Table of Contents
First, the Dumb One
A multi-grip pull up bar with adjustable brackets to fit any size power rack.
This idea is directly based on inquiries I keep getting. There are several power rack manufacturers who make multi grip pull up bars, but they are made to fit one specific sized rack only. Many owners of other racks are wishing they could get one. Hence, adjustable brackets!
The brackets would be tightened on well enough with clamps, not secured with pins, so there is no need to use holes that might be non-existent on the top frame of some racks. For regular pull ups it’s not going to move if you apply any decent pressure with a clamp. It mostly just sits on top of the rack.
If my squiggly drawing is worse than I think, here’s one of many existing ones:
As you can see, there is no tolerance for a rack that is a different width or has different sized holes (or no holes at all). Yeah, I know, Titan has it mounted upside down.
That one is nice, but it pretty much only fits the Rogue rack, and maybe a couple others, I don’t know.

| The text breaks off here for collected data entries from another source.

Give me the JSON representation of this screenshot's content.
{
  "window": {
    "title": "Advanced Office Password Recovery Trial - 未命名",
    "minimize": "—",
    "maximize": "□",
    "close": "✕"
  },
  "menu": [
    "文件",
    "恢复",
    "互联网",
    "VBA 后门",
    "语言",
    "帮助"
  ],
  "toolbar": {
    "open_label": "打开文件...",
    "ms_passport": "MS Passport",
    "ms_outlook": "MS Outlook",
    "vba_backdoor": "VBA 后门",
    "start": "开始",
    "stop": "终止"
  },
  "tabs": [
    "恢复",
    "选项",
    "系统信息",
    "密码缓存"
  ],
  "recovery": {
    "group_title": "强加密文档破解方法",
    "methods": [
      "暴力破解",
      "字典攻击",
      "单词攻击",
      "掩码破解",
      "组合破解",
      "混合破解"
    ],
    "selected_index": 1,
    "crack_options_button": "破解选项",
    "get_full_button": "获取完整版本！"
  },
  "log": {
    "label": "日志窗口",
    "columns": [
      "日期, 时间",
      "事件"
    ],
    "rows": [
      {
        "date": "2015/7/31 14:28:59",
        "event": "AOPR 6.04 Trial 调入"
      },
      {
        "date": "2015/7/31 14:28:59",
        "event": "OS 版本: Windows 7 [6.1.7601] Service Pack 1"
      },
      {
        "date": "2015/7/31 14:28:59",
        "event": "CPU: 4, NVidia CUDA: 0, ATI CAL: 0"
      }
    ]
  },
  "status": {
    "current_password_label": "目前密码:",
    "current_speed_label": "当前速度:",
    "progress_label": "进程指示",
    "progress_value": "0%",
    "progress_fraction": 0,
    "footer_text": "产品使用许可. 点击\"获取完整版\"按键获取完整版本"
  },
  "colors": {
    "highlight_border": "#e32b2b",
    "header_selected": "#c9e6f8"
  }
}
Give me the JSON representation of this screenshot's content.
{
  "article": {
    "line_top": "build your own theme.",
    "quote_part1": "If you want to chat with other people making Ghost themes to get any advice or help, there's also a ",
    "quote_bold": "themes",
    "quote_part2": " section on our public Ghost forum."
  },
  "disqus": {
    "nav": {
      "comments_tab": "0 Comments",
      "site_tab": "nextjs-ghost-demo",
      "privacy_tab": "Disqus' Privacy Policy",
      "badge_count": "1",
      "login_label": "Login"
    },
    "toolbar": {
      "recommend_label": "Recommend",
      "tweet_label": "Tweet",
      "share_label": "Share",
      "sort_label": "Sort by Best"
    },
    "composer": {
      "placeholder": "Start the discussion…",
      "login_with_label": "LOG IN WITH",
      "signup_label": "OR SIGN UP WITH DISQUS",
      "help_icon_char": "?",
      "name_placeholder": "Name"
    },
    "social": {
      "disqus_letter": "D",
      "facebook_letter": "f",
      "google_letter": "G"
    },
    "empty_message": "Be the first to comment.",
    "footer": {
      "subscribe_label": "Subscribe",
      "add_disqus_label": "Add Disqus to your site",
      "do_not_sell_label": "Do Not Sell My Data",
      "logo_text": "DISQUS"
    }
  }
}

My first assumption is nobody has made an adjustable one because no manufacturer wants to make something like this when they’re either perfectly happy with the fixed size ones they have for their own power rack, or they don’t even see the need for more than a straight pull up bar. So it would have to be a specialty manufacturer that wants you to use their pull up bar on someone else’s rack.
Every rack is around 47-49″ wide, and the tubing will be 2-3″ thick. A little adjustment range and you can fit it on any rack.
The brackets would add to the complexity. Even just a short adjustable range means lots of considerations in the parts and adjustment mechanism, and making sure it holds tight but is easy to mount and dismount. Suddenly it becomes a lot more complex and expensive to make than a one-piece welded bar.
Some power rack attachments would be inappropriate to adapt to adjustable versions in this way because they need to be reliably strong with no moving parts, like safety bars or J-hooks. I’ve listed those kinds of things in the power rack attachments and compatibility list to help you find some to fit, but it does not include pull up bars because so many things about it need to fit right.
What do you think? Am I missing something? Leave me a comment below. Or if you work with steel, design one, and I’ll be happy to help get the word out for you to help you sell them!
Smart Shoulder Mobility
Donnie Thompson is an accomplished powerlifter who has also worked with a lot of clients for mobility training. Someone mentioned this video to deal with shoulder problems, and I thought it was so simple and well laid out that I bought a couple bands straight away.
I found that the 50-125lb WODFitters 41″x1.75″ band is about right for me for this purpose. I think Donnie is using like a 2″ or wider one, but he’s a big strong guy. You can get any brand. Just pay attention to the length and width. I got the WODFitters one mostly because they had the clear sizing info I was looking for in the description, and other brands had confusing or missing info.
Anyway, you got shoulder issues, maybe give that a shot to warm up and stretch your shoulders at the start of your session.
Another Giveaway Coming
Ok, this is sooner than I expected. After the Weight It Out plates giveaway, I suggested on IG that I might run another giveaway soon. Still in the works, and sooner than I expected, actually. Look for an announcement in mid-May! It’s another valuable USA-made product that you’ll be very interested in winning.
New Starting Strength Recommendations
I updated the guide on the best equipment for Starting Strength, incorporating Rip’s latest recommendations on what to use in his popular Starting Strength program meant for novice lifters.
What I lay out there is not 100% according to Rip. Much of the guide is colored by what I like, but in the context of his program and his sometimes controversial recommendations.
Why brackets at all?
A 47″ pull-up bar can be affixed using different width bushings and 6″ bolts to fit larger width racks.
The bushings would carry very little lateral load, and would properly keep the bolts in shear (their strong axis) and out of bending moment (their weaker axis).
If it’s a rack where the top frame has holes, and the holes are spaced just right so you can get both bolts in (you don’t want it to rotate), and the pull up bar is too short rather than too long, I can see how it could be retrofitted. But many racks are going to not meet at least one of those specs. I’m thinking if it can slip right over the top of the rack and uses no holes at all, it ought to fit just about every rack.
Good point on the slip over style, I a see your point: Not all racks have thru-holes on top.
Re hole alignment, an oval or slot on the pull bar could mitigate hole alignment issues.